[[page created automatically from word-processed document;
for original see: Postscript version]]
(continuation slide:)
From search engine to hypertext:
a spectrum of possibilities
Peter Brown
Computer Science
Univ. of Exeter, UK
Background to work
-
Links with Southampton University.
-
These are early ideas.
Extremes of retrieval
-
Unconstrained: search engine
-
Constrained: a hypertext page including, say, 5 links to other pages that supply further information.
-
We often want retrieval between these extremes ..
-
.. especially when using a small screen.
Points on the spectrum
-
1: Full IR, e.g. search engine.
-
2: Information Filtering, which is like IR but:
-
user's query is supplied in advance.
-
delivery of documents is proactive.
-
3: Site search on the web; more generally searching a sub-hierarchy.
Points on the spectrum (cont.)
-
4: Context-aware retrieval:
-
may be proactive, e.g. delivery of information as tourist nears a site.
-
may be interactive, but query is wholely or partly supplied automatically.
-
5: User-tailored retrieval:
-
similar in principle to previous, but with tailoring of information to a user (e.g. preferences, past history, bookmarks).
-
6: Dynamic hypertext links:
-
source and/or destination of links are not fixed, but are calculated by a function.
Points on the spectrum (cont.)
-
7: Composite retrieval, e.g.:
- (1)
-
do an ordinary retrieval.
- (2)
-
apply one or more `filters' to the results of (1).
-
Perhaps carry this further and have several autonomous retrieval agents + a consolidator.
-
8: simple web links:
-
the retrieval has been done in advance by the author, who has provided links to the most relevant documents.
-
author has a piece of context: the web page the reader is looking at.

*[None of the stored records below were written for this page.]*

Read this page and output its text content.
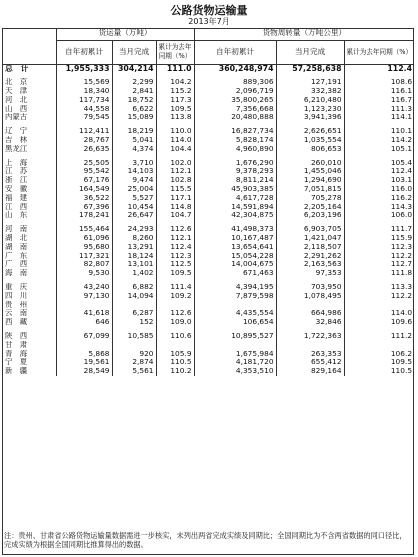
公路货物运输量
2013年7月
	货运量（万吨）			货物周转量（万吨公里）		
	自年初累计	当月完成	累计为去年同期（%）	自年初累计	当月完成	累计为去年同期（%）
总　计	1,955,333	304,214	111.0	360,248,974	57,258,638	112.4

北　京	15,569	2,299	104.2	889,306	127,191	108.6
天　津	18,340	2,841	115.2	2,096,719	332,382	116.1
河　北	117,734	18,752	117.3	35,800,265	6,210,480	116.7
山　西	44,558	6,622	109.5	7,356,668	1,123,230	111.3
内蒙古	79,545	15,089	113.8	20,480,888	3,941,396	114.1

辽　宁	112,411	18,219	110.0	16,827,734	2,626,651	110.1
吉　林	28,767	5,041	114.0	5,828,174	1,035,554	114.2
黑龙江	26,635	4,374	104.4	4,960,890	806,653	105.1

上　海	25,505	3,710	102.0	1,676,290	260,010	105.4
江　苏	95,542	14,103	112.1	9,378,293	1,455,046	112.4
浙　江	67,176	9,474	102.8	8,811,214	1,294,690	103.1
安　徽	164,549	25,004	115.5	45,903,385	7,051,815	116.0
福　建	36,522	5,527	117.1	4,617,728	705,278	116.2
江　西	67,396	10,454	114.8	14,591,894	2,205,164	114.3
山　东	178,241	26,647	104.7	42,304,875	6,203,196	106.0

河　南	155,464	24,293	112.6	41,498,373	6,903,705	111.7
湖　北	61,096	8,260	112.1	10,167,487	1,421,047	115.9
湖　南	95,680	13,291	112.4	13,654,641	2,118,507	112.3
广　东	117,321	18,124	112.3	15,054,228	2,291,262	112.2
广　西	82,807	13,101	112.5	14,004,675	2,163,563	112.7
海　南	9,530	1,402	109.5	671,463	97,353	111.8

重　庆	43,240	6,882	111.4	4,394,195	703,950	113.3
四　川	97,130	14,094	109.2	7,879,598	1,078,495	112.2
贵　州						
云　南	41,618	6,287	112.6	4,435,554	664,986	114.0
西　藏	646	152	109.0	106,654	32,846	109.6

陕　西	67,099	10,585	110.6	10,895,527	1,722,363	111.2
甘　肃						
青　海	5,868	920	105.9	1,675,984	263,353	106.2
宁　夏	19,561	2,874	110.5	4,181,720	655,412	109.5
新　疆	28,549	5,561	110.2	4,353,510	829,164	110.5
注：贵州、甘肃省公路货物运输量数据需进一步核实，未列出两省完成实绩及同期比；全国同期比为不含两省数据的同口径比，完成实绩为根据全国同期比推算得出的数据。
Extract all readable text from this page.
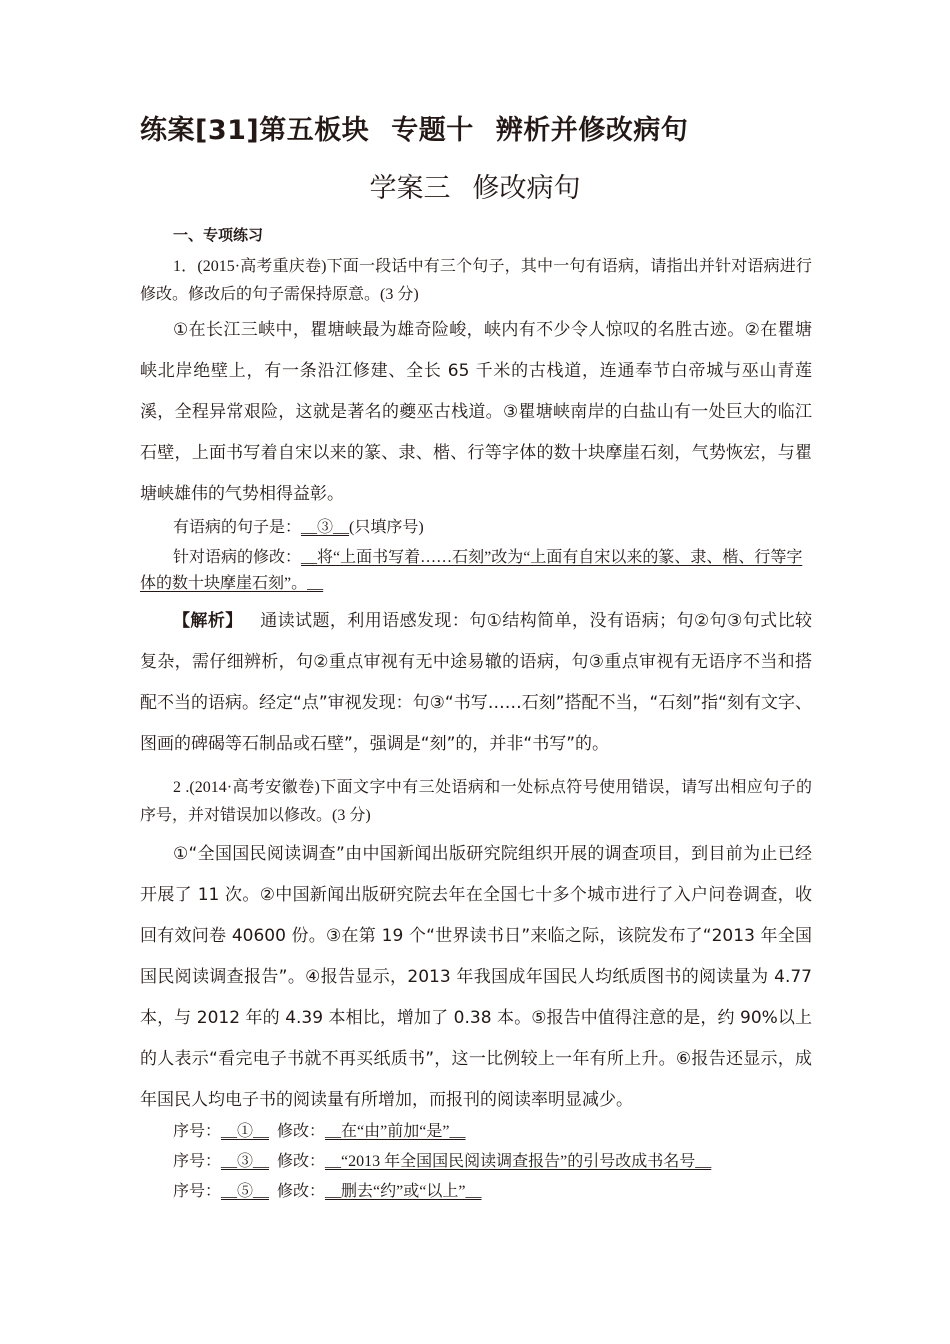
练案[31]第五板块 专题十 辨析并修改病句
学案三 修改病句
一、专项练习
1．(2015·高考重庆卷)下面一段话中有三个句子，其中一句有语病，请指出并针对语病进行修改。修改后的句子需保持原意。(3 分)
①在长江三峡中，瞿塘峡最为雄奇险峻，峡内有不少令人惊叹的名胜古迹。②在瞿塘峡北岸绝壁上，有一条沿江修建、全长 65 千米的古栈道，连通奉节白帝城与巫山青莲溪，全程异常艰险，这就是著名的夔巫古栈道。③瞿塘峡南岸的白盐山有一处巨大的临江石壁，上面书写着自宋以来的篆、隶、楷、行等字体的数十块摩崖石刻，气势恢宏，与瞿塘峡雄伟的气势相得益彰。
有语病的句子是：__③__(只填序号)
针对语病的修改：__将“上面书写着……石刻”改为“上面有自宋以来的篆、隶、楷、行等字体的数十块摩崖石刻”。__
【解析】 通读试题，利用语感发现：句①结构简单，没有语病；句②句③句式比较复杂，需仔细辨析，句②重点审视有无中途易辙的语病，句③重点审视有无语序不当和搭配不当的语病。经定“点”审视发现：句③“书写……石刻”搭配不当，“石刻”指“刻有文字、图画的碑碣等石制品或石壁”，强调是“刻”的，并非“书写”的。
2 .(2014·高考安徽卷)下面文字中有三处语病和一处标点符号使用错误，请写出相应句子的序号，并对错误加以修改。(3 分)
①“全国国民阅读调查”由中国新闻出版研究院组织开展的调查项目，到目前为止已经开展了 11 次。②中国新闻出版研究院去年在全国七十多个城市进行了入户问卷调查，收回有效问卷 40600 份。③在第 19 个“世界读书日”来临之际，该院发布了“2013 年全国国民阅读调查报告”。④报告显示，2013 年我国成年国民人均纸质图书的阅读量为 4.77 本，与 2012 年的 4.39 本相比，增加了 0.38 本。⑤报告中值得注意的是，约 90%以上的人表示“看完电子书就不再买纸质书”，这一比例较上一年有所上升。⑥报告还显示，成年国民人均电子书的阅读量有所增加，而报刊的阅读率明显减少。
序号：__①__ 修改：__在“由”前加“是”__
序号：__③__ 修改：__“2013 年全国国民阅读调查报告”的引号改成书名号__
序号：__⑤__ 修改：__删去“约”或“以上”__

Underlying mechanism: a three-stage retrieval process
- (1)
-
specification of (1a) document collection and (1b) query.
- (2)
-
issue of query to retrieval engine; delivery of relevant documents.
- (3)
-
selection by user of a retrieved document.
-
... plus possible further step of marking relevant document fragments, and explaining why each is relevant.
-
There may be iterations round these stages, e.g. building and using a cache involves iterating over (1) and (2) above.
Timing
-
For large amounts of information, some elements of (1) to (3) above must be done in advance in order to get acceptable performance.
-
.. but subsequent change then causes problems.
Dimensions of the spectrum
-
Queries: permitted forms, who specifies, who issues.
-
Document collection: who specifies.
-
Iterations.
-
Timing: which stages done in advance.
-
Delivery: proactive/interactive.
-
Most dimensions involve a choice between freedom and constraint.
-
Current applications typically pick certain points on the spectra, but provide some mechanisms to ease/impose constraints.
Example: easing of constraints within hypertext system
-
Use of associated glossary or dictionary.
-
`Find me a web page like this one'.
-
Just-in-time retrieval agents: annotating the current document with automatically-created links to relevant material; also Autonomy products.
-
More generally, using intensional rather than extensional links.
Proposal: the read/write interface
-
Do not distinguish between browsers (for reading) and
editors/word-processors (for writing).
Thus you have a browser that allows annotation, deletion, highlighting, etc., by the user.
-
Current read/write document is called the document of interest, and is one part of the user's context.
-
The document of interest can be used as a basis for retrieving further information the user wants.
Proposed future application: SUPERIF
-
Information Filtering, but documents are found by a resource-discovery agent, which knows about user interests.
-
Uses read/write interface.
-
Queries are adapted automatically according to how the user reacts to the documents delivered; thus queries evolve slowly over time.
-
Caters for different user `hats'.
-
Aims to provide proactive delivery of all the new information the user needs.
Proposed future application: SUPERIR
-
SUPERIR is an IR system that only does context-aware retrieval (but document of interest is part of this context).
-
Uses read/write interface.
-
Has a set of predefined document collections prepared in advance (like set of web pages used by search engines).
Difference between SUPERIF and SUPERIR
-
Query known in advance vs. document collection known in advance.
Conclusions
-
We have tried to find automatic processes that help find relevant documents without user intervention.
-
One key to this is the use of context.
-
Another key is the read/write interface.
-
Some operations must be done in advance.
-
The more automation there is, the more a user needs a facility to find out why a particular document has been delivered.